7. Binding Effect. This Agreement shall be binding upon and inure to the benefit of any successors to the Company and all persons lawfully claiming under Employee.
8. Governing Law. This Agreement shall be governed by, and construed in accordance with, the laws of the State of Iowa
IN WITNESS WHEREOF, the Company has caused this Agreement to be duly executed by an officer thereunto duly authorized, and Employee has executed this Agreement, with an effective date of February 17, 2011.
FBL FINANCIAL GROUP, INC.
/s/ Xxxxxxx Xxxxxxx
By:____________________________
Xxxxxxx Xxxxxxx,
Vice President - Corporate Planning
/s/ Xxxxx X. Xxxxxxx
_______________________________
Xxxxx X. Xxxxxxx, “Employee”
Please Initial Appropriate Item (One of the lines must be initialed):
JEH
I do not desire the alternative tax treatment provided for in the Internal Revenue Code
Section 83(b).
I do desire the alternative tax treatment provided for in Internal Revenue Code Section 83(b) and desire that forms for such purpose be forwarded to me.
• | I acknowledge that the Company has suggested that before this line is initialed that I check with a tax consultant of my choice. |
Exhibit A
Policy: Impact of Restatement of Financial Statements Upon Awards. (Adopted by Management Development and Compensation Committee December 2006.)

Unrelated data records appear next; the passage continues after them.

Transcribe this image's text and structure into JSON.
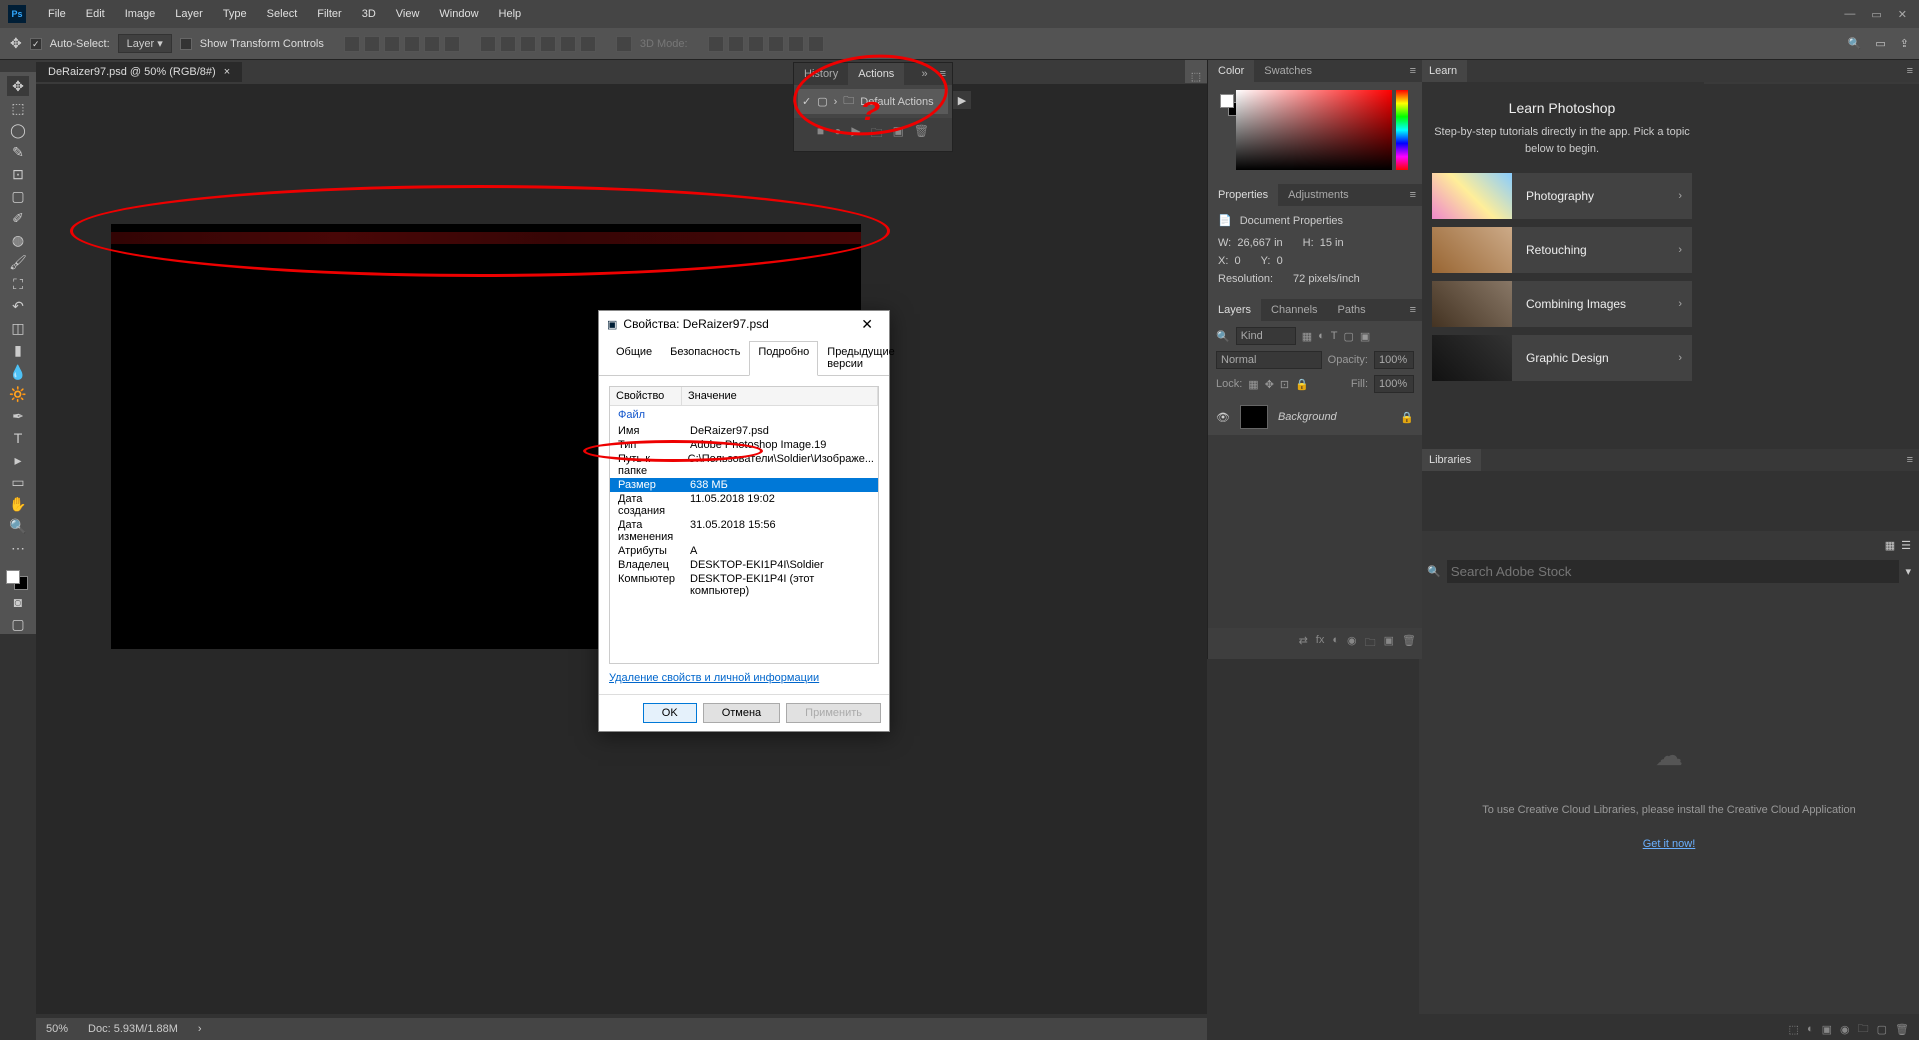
{
  "menu": [
    "File",
    "Edit",
    "Image",
    "Layer",
    "Type",
    "Select",
    "Filter",
    "3D",
    "View",
    "Window",
    "Help"
  ],
  "options": {
    "auto_select": "Auto-Select:",
    "layer": "Layer",
    "show_transform": "Show Transform Controls",
    "model_label": "3D Mode:"
  },
  "doc_tab": {
    "title": "DeRaizer97.psd @ 50% (RGB/8#)",
    "close": "×"
  },
  "actions": {
    "tab_history": "History",
    "tab_actions": "Actions",
    "default": "Default Actions"
  },
  "color_tabs": {
    "color": "Color",
    "swatches": "Swatches"
  },
  "properties": {
    "tab_properties": "Properties",
    "tab_adjustments": "Adjustments",
    "doc_props": "Document Properties",
    "w": "W:",
    "w_val": "26,667 in",
    "h": "H:",
    "h_val": "15 in",
    "x": "X:",
    "x_val": "0",
    "y": "Y:",
    "y_val": "0",
    "res": "Resolution:",
    "res_val": "72 pixels/inch"
  },
  "layers": {
    "tab_layers": "Layers",
    "tab_channels": "Channels",
    "tab_paths": "Paths",
    "kind": "Kind",
    "normal": "Normal",
    "opacity": "Opacity:",
    "opacity_val": "100%",
    "lock": "Lock:",
    "fill": "Fill:",
    "fill_val": "100%",
    "bg_layer": "Background"
  },
  "learn": {
    "tab": "Learn",
    "title": "Learn Photoshop",
    "sub": "Step-by-step tutorials directly in the app. Pick a topic below to begin.",
    "items": [
      "Photography",
      "Retouching",
      "Combining Images",
      "Graphic Design"
    ]
  },
  "libraries": {
    "tab": "Libraries",
    "search_placeholder": "Search Adobe Stock",
    "msg": "To use Creative Cloud Libraries, please install the Creative Cloud Application",
    "link": "Get it now!"
  },
  "dialog": {
    "title": "Свойства: DeRaizer97.psd",
    "tabs": [
      "Общие",
      "Безопасность",
      "Подробно",
      "Предыдущие версии"
    ],
    "col_prop": "Свойство",
    "col_val": "Значение",
    "group": "Файл",
    "rows": [
      {
        "k": "Имя",
        "v": "DeRaizer97.psd"
      },
      {
        "k": "Тип",
        "v": "Adobe Photoshop Image.19"
      },
      {
        "k": "Путь к папке",
        "v": "C:\\Пользователи\\Soldier\\Изображе..."
      },
      {
        "k": "Размер",
        "v": "638 МБ"
      },
      {
        "k": "Дата создания",
        "v": "11.05.2018 19:02"
      },
      {
        "k": "Дата изменения",
        "v": "31.05.2018 15:56"
      },
      {
        "k": "Атрибуты",
        "v": "A"
      },
      {
        "k": "Владелец",
        "v": "DESKTOP-EKI1P4I\\Soldier"
      },
      {
        "k": "Компьютер",
        "v": "DESKTOP-EKI1P4I (этот компьютер)"
      }
    ],
    "link": "Удаление свойств и личной информации",
    "ok": "OK",
    "cancel": "Отмена",
    "apply": "Применить"
  },
  "status": {
    "zoom": "50%",
    "doc": "Doc: 5.93M/1.88M"
  },
  "red_q": "?"
}
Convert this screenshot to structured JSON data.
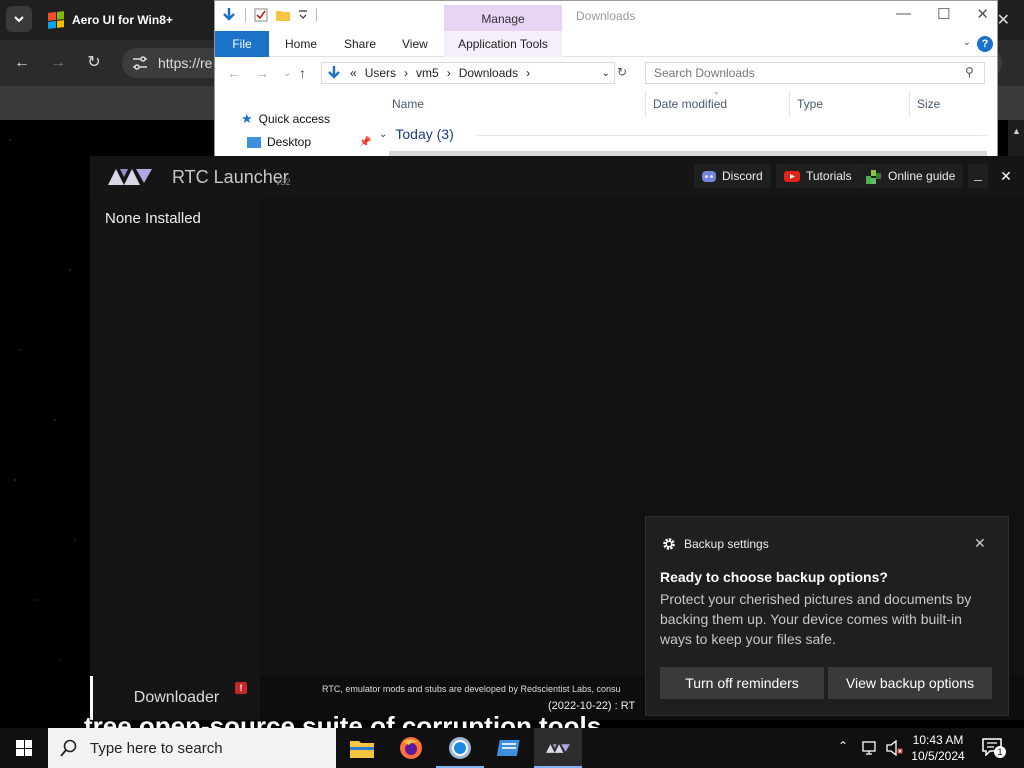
{
  "browser": {
    "tab_title": "Aero UI for Win8+",
    "url": "https://re",
    "close_symbol": "✕"
  },
  "explorer": {
    "window_title": "Downloads",
    "manage_tab": "Manage",
    "ribbon_tabs": [
      "File",
      "Home",
      "Share",
      "View",
      "Application Tools"
    ],
    "breadcrumb": [
      "«",
      "Users",
      "vm5",
      "Downloads"
    ],
    "search_placeholder": "Search Downloads",
    "columns": [
      "Name",
      "Date modified",
      "Type",
      "Size"
    ],
    "nav_items": [
      "Quick access",
      "Desktop"
    ],
    "group_header": "Today (3)",
    "help_symbol": "?"
  },
  "rtc": {
    "title": "RTC Launcher",
    "version": "v32",
    "links": [
      "Discord",
      "Tutorials",
      "Online guide"
    ],
    "minimize_symbol": "_",
    "close_symbol": "✕",
    "sidebar_title": "None Installed",
    "downloader_label": "Downloader",
    "badge": "!",
    "footer_text": "RTC, emulator mods and stubs are developed by Redscientist Labs, consu",
    "footer_date": "(2022-10-22) : RT"
  },
  "subtitle": "tree open-source suite of corruption tools",
  "toast": {
    "app_name": "Backup settings",
    "heading": "Ready to choose backup options?",
    "body": "Protect your cherished pictures and documents by backing them up. Your device comes with built-in ways to keep your files safe.",
    "btn_off": "Turn off reminders",
    "btn_view": "View backup options",
    "close_symbol": "✕"
  },
  "taskbar": {
    "search_placeholder": "Type here to search",
    "time": "10:43 AM",
    "date": "10/5/2024",
    "notification_count": "1"
  },
  "colors": {
    "accent_blue": "#1a73c8",
    "manage_tab": "#e8d4f5",
    "rtc_bg": "#121212",
    "toast_bg": "#1f1f1f",
    "badge_red": "#c62828"
  }
}
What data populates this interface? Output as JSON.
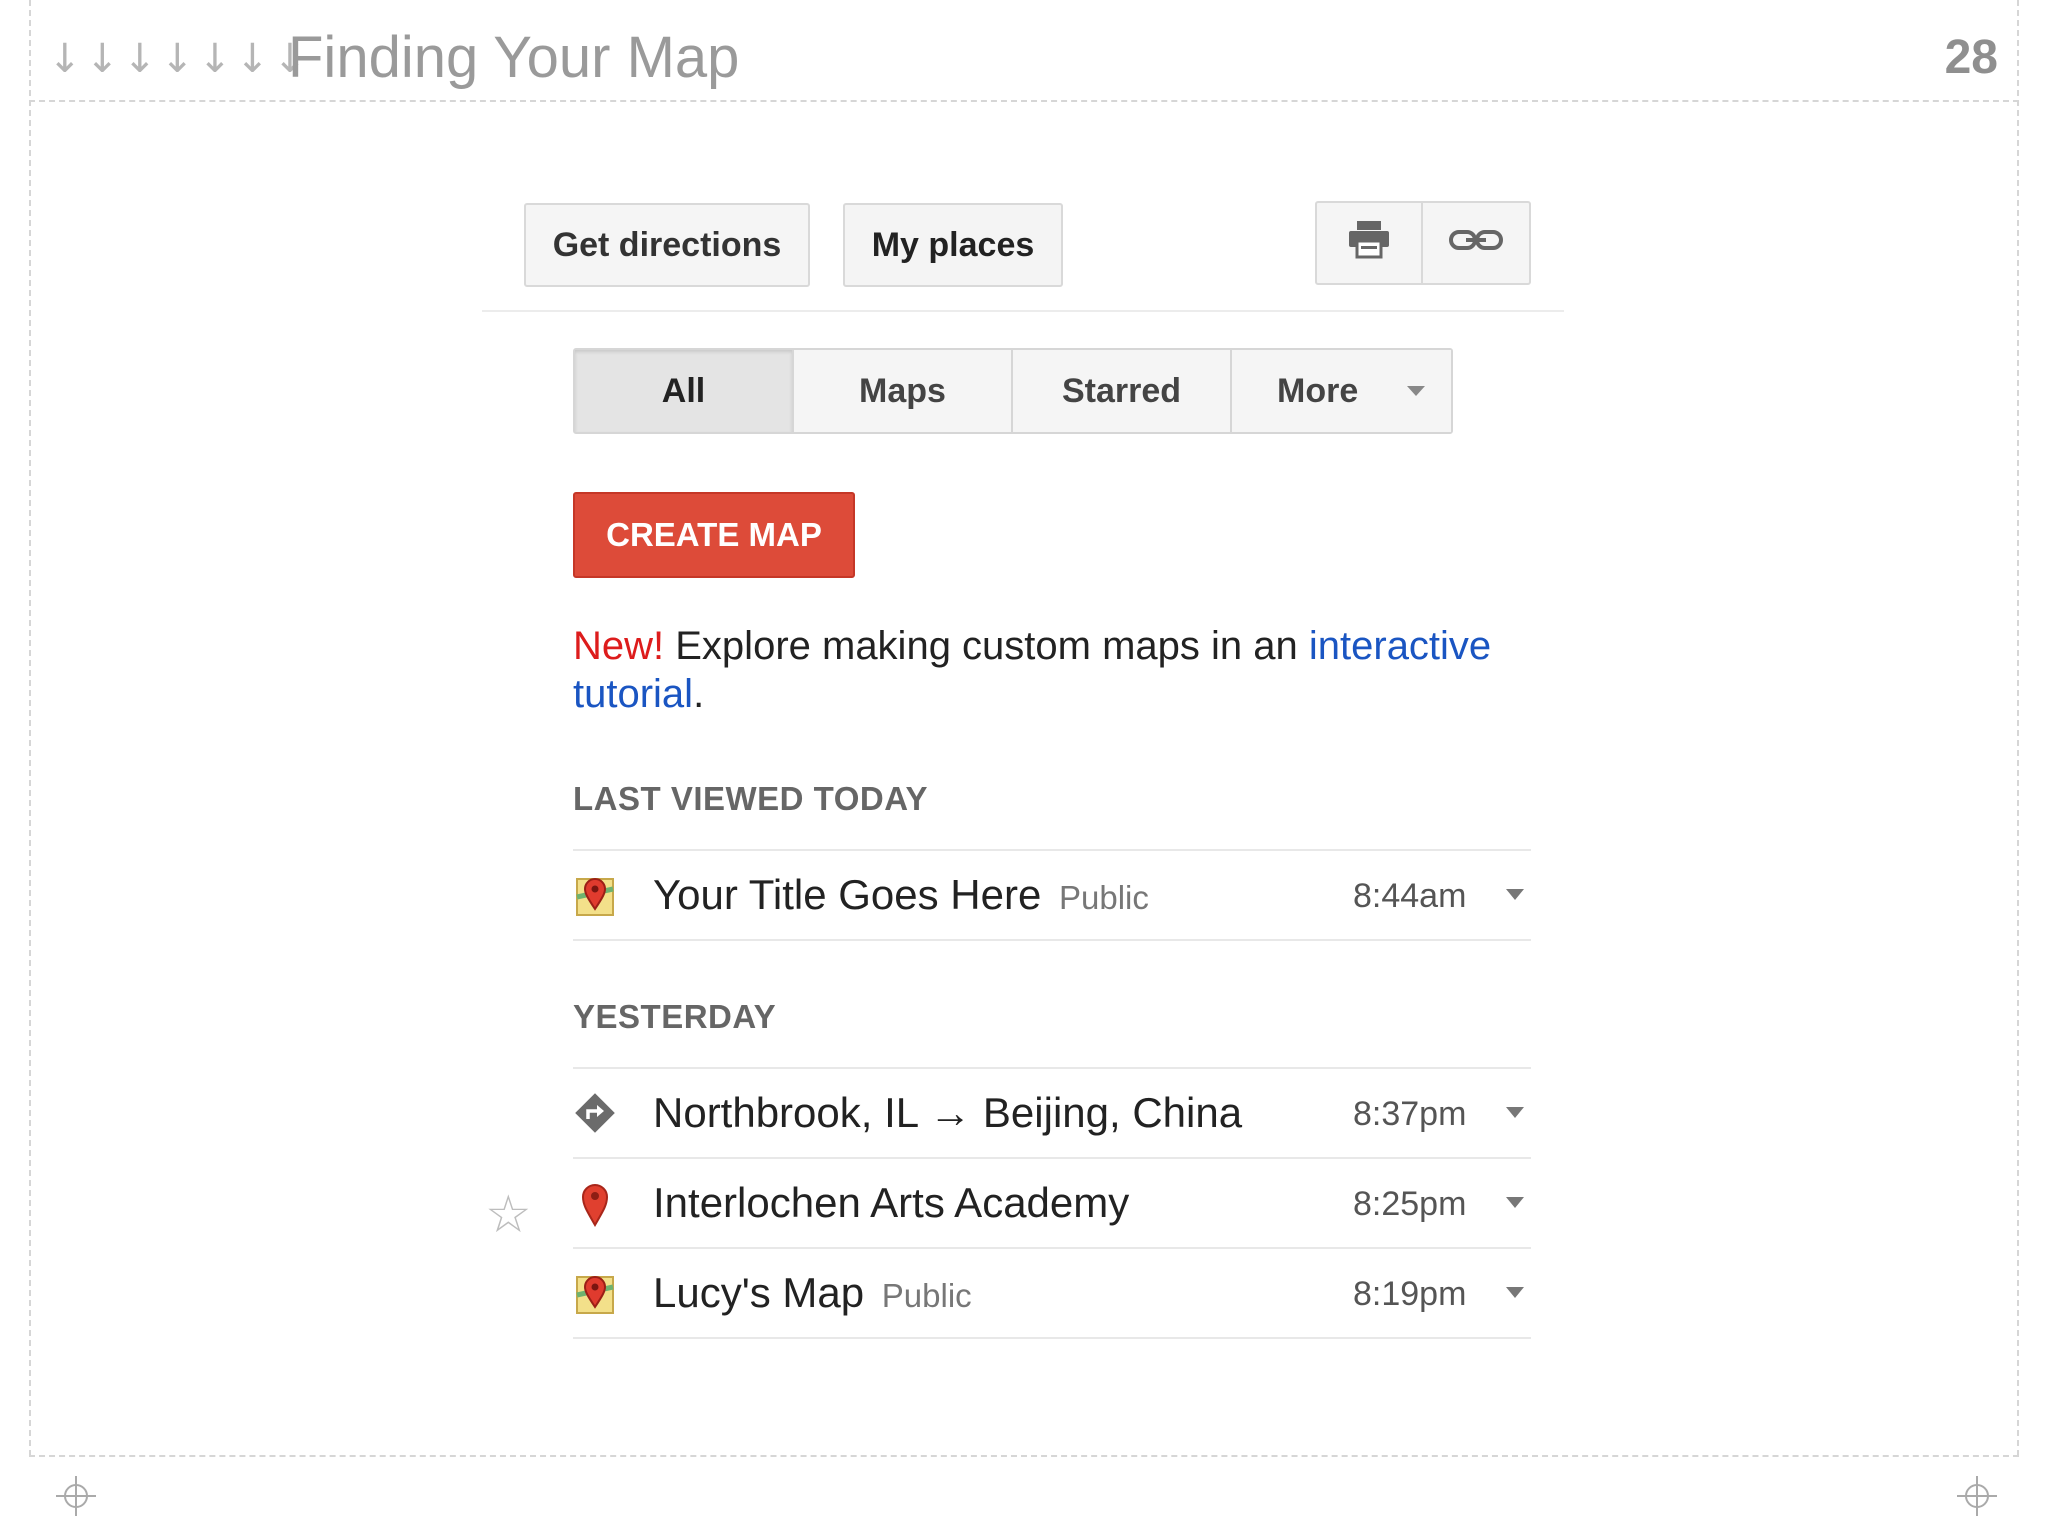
{
  "slide": {
    "arrows": "↓↓↓↓↓↓↓",
    "title": "Finding Your Map",
    "page_number": "28"
  },
  "toolbar": {
    "get_directions": "Get directions",
    "my_places": "My places"
  },
  "tabs": [
    {
      "label": "All",
      "active": true
    },
    {
      "label": "Maps",
      "active": false
    },
    {
      "label": "Starred",
      "active": false
    },
    {
      "label": "More",
      "active": false
    }
  ],
  "create_map": "CREATE MAP",
  "promo": {
    "new": "New!",
    "text": " Explore making custom maps in an ",
    "link": "interactive tutorial",
    "end": "."
  },
  "sections": [
    {
      "heading": "LAST VIEWED TODAY",
      "items": [
        {
          "name": "Your Title Goes Here",
          "tag": "Public",
          "time": "8:44am",
          "icon": "custom-map-icon"
        }
      ]
    },
    {
      "heading": "YESTERDAY",
      "items": [
        {
          "name": "Northbrook, IL → Beijing, China",
          "tag": "",
          "time": "8:37pm",
          "icon": "directions-icon"
        },
        {
          "name": "Interlochen Arts Academy",
          "tag": "",
          "time": "8:25pm",
          "icon": "red-pin-icon"
        },
        {
          "name": "Lucy's Map",
          "tag": "Public",
          "time": "8:19pm",
          "icon": "custom-map-icon"
        }
      ]
    }
  ],
  "colors": {
    "create_button": "#dd4b39",
    "new_label": "#dd1c1c",
    "link": "#1a55c2"
  }
}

If any of the Company's financial statements are restated because of errors, omissions or fraud, the Committee may (in its sole discretion, but acting in good faith) direct that the Company recover all or a portion of awards of bonuses, and grants of options and restricted stock options (together, “awards”) with respect to any fiscal year of the Company the financial results of which are negatively affected by such restatement. Recoveries may be made from all officers in the Section 16 reporting group regardless of fault, and from any other persons whom the Committee believes were involved in misconduct causing the required restatement (together, “Participants”). Misconduct involves more than mere negligent job performance. The amount to be recovered from the Participant shall be the amount by which awards exceeded the amount that would have been payable to the Participant had the financial statements been initially filed as restated, or any greater or lesser amount (including, but not limited to, the entire award) that the Committee shall determine. The Committee shall determine whether the Company shall effect any such recovery (i) by seeking repayment from the Participant, (ii) by reducing (subject to applicable law and the terms and conditions of the applicable plan, program or arrangement) the amount that would otherwise be payable to the Participant under any compensatory plan, program or arrangement maintained by the Company or any of its affiliates, (iii) by withholding payment of future increases in compensation (including the payment of any discretionary bonus amount) or grants of compensatory awards that would otherwise have been made in accordance with the Company's otherwise applicable compensation practices, or (iv) by any combination of the foregoing. Provisions reflecting this policy shall be placed in all award grant instruments delivered to Participants.